Why Brushing With Braces Is Harder Than It Looks
Braces are extraordinarily effective at straightening teeth. They're also extraordinarily effective at trapping food and plaque.
Every bracket, wire, and band creates a new surface where bacteria can accumulate. The spaces around brackets are particularly vulnerable — they're difficult to reach with a standard brush, and plaque that sits there long enough causes white spot lesions: permanent marks on the enamel that become visible once the braces come off.
This is why oral hygiene during orthodontic treatment isn't just about fresh breath. It's about protecting the teeth you're investing months or years in straightening.
What Makes a Toothbrush Good for Braces
Soft bristles
Non-negotiable. Medium or hard bristles can damage brackets and irritate the gum tissue that's already under stress from orthodontic movement. Always soft.

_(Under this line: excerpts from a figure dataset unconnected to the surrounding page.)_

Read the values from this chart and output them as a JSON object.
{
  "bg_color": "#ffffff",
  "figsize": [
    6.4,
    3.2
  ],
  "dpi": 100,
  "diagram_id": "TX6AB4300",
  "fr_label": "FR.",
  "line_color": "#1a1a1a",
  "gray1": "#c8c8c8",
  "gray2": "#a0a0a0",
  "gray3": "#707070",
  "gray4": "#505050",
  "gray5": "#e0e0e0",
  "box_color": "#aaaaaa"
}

Ability to clean around brackets
The brush needs to reach the surfaces above and below each bracket, not just across them. This is where technique — and brush type — makes a significant difference.
Gentle on hardware
Some brushing methods can loosen brackets or bend wires over time. A brush that cleans effectively without requiring aggressive pressure is ideal.
Ultrasonic technology
This is where the biggest advantage lies for brace-wearers. Ultrasonic brushes clean through acoustic vibration rather than mechanical scrubbing. The high-frequency waves disrupt plaque biofilm in the spaces around brackets — areas that bristles physically cannot reach — without putting pressure on the hardware itself.
Orthodontists increasingly recommend ultrasonic brushes for patients in treatment precisely because they clean more thoroughly with less mechanical force.
Manual vs Electric for Braces
Both can work, but electric has a clear advantage. A 2014 study in the Angle Orthodontist found that powered toothbrushes were significantly more effective at removing plaque around orthodontic brackets than manual brushing, even when patients were given detailed brushing instructions.
The reason is simple: braces make technique harder. Electric brushes compensate for technique limitations automatically.
Additional Tools Worth Using
Interdental brushes — Small cone-shaped brushes that fit between brackets and under wires. Essential for removing food debris that a regular brush can't reach.
Water flossers — Particularly useful for flushing out debris from around brackets and under the gumline. Not a replacement for brushing, but a valuable addition.
Fluoride mouthwash — Helps remineralise enamel and reach areas the brush misses. Use after brushing, not before.
The EverSmile Sonic Pro and Braces
The ultrasonic frequency of the EverSmile Sonic Pro makes it particularly well-suited to orthodontic care. The acoustic cleaning action reaches into the spaces around brackets that mechanical brushing can't access, while the gentle vibration avoids the aggressive pressure that can stress hardware.
If you or your child is in orthodontic treatment, it's one of the more practical upgrades you can make — not just for comfort, but for the long-term result you're working toward.
The Bottom Line
Braces make oral hygiene harder and more important at the same time. The right brush — soft bristles, effective technology, gentle on hardware — makes a real difference in the outcome of your treatment. Don't let plaque undo the work your orthodontist is doing.